(Image: AAP/Mick Tsikas)

With Trump fading into the distance, the attentions of progressives in Australia have turned back to Scott Morrison, a man who has barely figured for months in the political imagination.

With his comments about Australia Day 1788 — “it wasn’t a particularly flash day for the people on those vessels” — he magnificently brought it all back home and reminded us that, in this new era, we need to talk about ScoMo Derangement Syndrome.

ScoMo is driving progressives nuts — mostly because Labor is failing so absolutely at providing an alternative — which in turn makes progressive politics worse, and so on. The fantasy that the Morrison government is some sort of Trump-lite outfit is utterly distorting a political response.

To the boats comment first. Look, this was genuinely funny. I dunno if the intent was to be funny, but there it is. Firstly, it’s of dubious truthfulness: the First Fleet prisoners had been under sail for eight months, in dank holds, with weevilly biscuits and stagnant water for sustenance.
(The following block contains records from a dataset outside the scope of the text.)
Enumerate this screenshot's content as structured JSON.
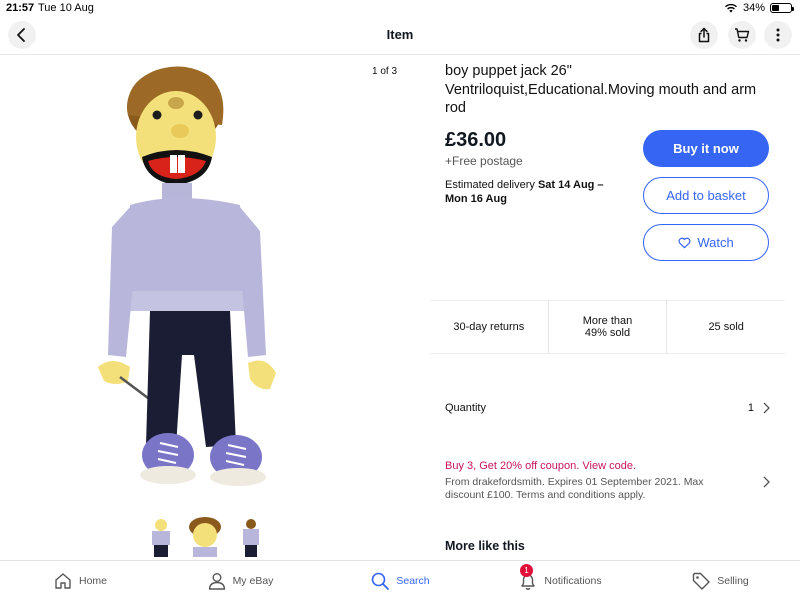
{
  "status_bar": {
    "time": "21:57",
    "date": "Tue 10 Aug",
    "battery": "34%",
    "battery_level": 0.34
  },
  "nav": {
    "title": "Item",
    "icons": [
      "back-icon",
      "share-icon",
      "cart-icon",
      "more-icon"
    ]
  },
  "gallery": {
    "counter": "1 of 3",
    "thumbnail_count": 3
  },
  "item": {
    "title": "boy puppet jack 26\" Ventriloquist,Educational.Moving mouth and arm rod",
    "price": "£36.00",
    "postage": "+Free postage",
    "delivery_label": "Estimated delivery",
    "delivery_dates": "Sat 14 Aug – Mon 16 Aug"
  },
  "actions": {
    "buy": "Buy it now",
    "basket": "Add to basket",
    "watch": "Watch"
  },
  "stats": [
    {
      "label": "30-day returns"
    },
    {
      "label": "More than 49% sold"
    },
    {
      "label": "25 sold"
    }
  ],
  "quantity": {
    "label": "Quantity",
    "value": "1"
  },
  "promo": {
    "title": "Buy 3, Get 20% off coupon. View code.",
    "description": "From drakefordsmith. Expires 01 September 2021. Max discount £100. Terms and conditions apply."
  },
  "more_like": {
    "heading": "More like this"
  },
  "tabs": [
    {
      "label": "Home",
      "icon": "home-icon"
    },
    {
      "label": "My eBay",
      "icon": "person-icon"
    },
    {
      "label": "Search",
      "icon": "search-icon",
      "active": true
    },
    {
      "label": "Notifications",
      "icon": "bell-icon",
      "badge": "1"
    },
    {
      "label": "Selling",
      "icon": "tag-icon"
    }
  ],
  "colors": {
    "accent": "#3665f3",
    "promo": "#c5145f",
    "badge": "#e0103a"
  }
}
Even if the fabled Botany Bay beach orgy has proved to be a myth, landfall was probably not the worst day of the experience.

Is ScoMo trying to get favour with victims of bad cruises or something? “They in 1788 also had to endure jugglers, and a disappointing buffet.”

But of course there was no rational or important point being made. The line was come up with in some Liberal backroom skunkworks as a way of rendering the whole Australia Day debate confused and misdirected. “What about the convicts huh?” is instantly confusing because yes, they were the English poor, political prisoners etc, but that’s not really the point about the huge event of colonisation, is it?

ScoMo’s interventionette means you have to spend five minutes explaining why the thought is misplaced, and by then the point is lost. It’s a measure of the weakness of Australia Day as a positive rallying point that the current right-wing response is to game it for a cheap shot.

The furious reaction to this wilfully absurdist moment indicates that many progressives are desperate to make Morrison and his government into right-wing culture warriors of an earlier era.

It’s such a bad fit to what Morrison is actually doing that one can only presume its purpose is self-serving — to give progressivism an identity, by way of antagonism, that it cannot supply to itself.

ScoMo’s comment was of a piece with other interventions on the culture front, which indicates that the Morrison government sees the culture wars of the 2000s as played out, and a culture-politics realignment underway.

The very limited changes to the national anthem, the 1788 Sitmar moment, and the release of 20-plus refugee/prisoners from hotel detention in Melbourne are clear indications that the Morrison government wants to avoid the sort of grand confrontations that defined the Howard government, and that Tony Abbott briefly revived as a Dada fringe performance.

The reasons are not hard to see: the demographic changes in the suburban middle classes which form the Liberal base. With Greens and teal candidates getting 23% votes in blue-ribbon seats, and rural seats under pressure from the various “voices” independent movements, someone in the Liberal skunkworks presumably realises that the progressive/multicultural moment has happened.

We are no longer, in urban centres, an anglo society, and the prosperous middle classes are no longer socially conservative. The Howard government had more than a touch of European style kulturkampf politics about it; Morrison’s moves, like changing two words of the anthem to minimally decolonise it, is classically Burkean conservative, controlling change to preserve an overall set-up.

(Of course, it’s a game of two sides; for every anthem change, there’s a Margaret Court gong. But it’s not exactly children overboard.)

The subsequent construction of Morrison by many progressives is one of the greatest acts of political misperception currently running.

It’s one Labor joins in, trying to lean on some notion of ScoMo as a content-free flim-flam guy, and his government’s moves on the social/culture front as cynical hypocrisy. Is there any indication that the mass of Australians believe this to be the case?

The change to the anthem’s words was met with a type of fury. Yet I’d presume that it aligns with the degree of change wanted by most non-Indigenous Australians — a dispensing of colonial ideals of the country, without committing to being defined by historical guilt.

Like it or not, that’s how most people want to think about the country. The simple administrative rewrite of the anthem doesn’t look like spin to them: it looks like the essence of good government.

The bitter fact for progressives to accept is that Morrison is now perceived as a quietly competent leader, avoiding the chaos seen in the UK and US, and not pushing his own religious values into the general social space.

Culturally, he’s governing to the left of himself in a country that has avoided the upsurge of a right in anything like the way that has occurred in the US, the UK or continental Europe.

The attempt by elite progressive opinion to construct a sort of imminent Trumpism here is absurd, and is simply a compensating mechanism for the absence of a genuinely left progressive program that should come from a Labor party currently consumed by a new leadership stoush.

Given that the most racist thing going on in Australia at the moment — the Black gulag in NT that it calls a justice system — is Labor bought and sold, there’s a bit to do on our side. This isn’t the US, and ScoMo ain’t Trump lite.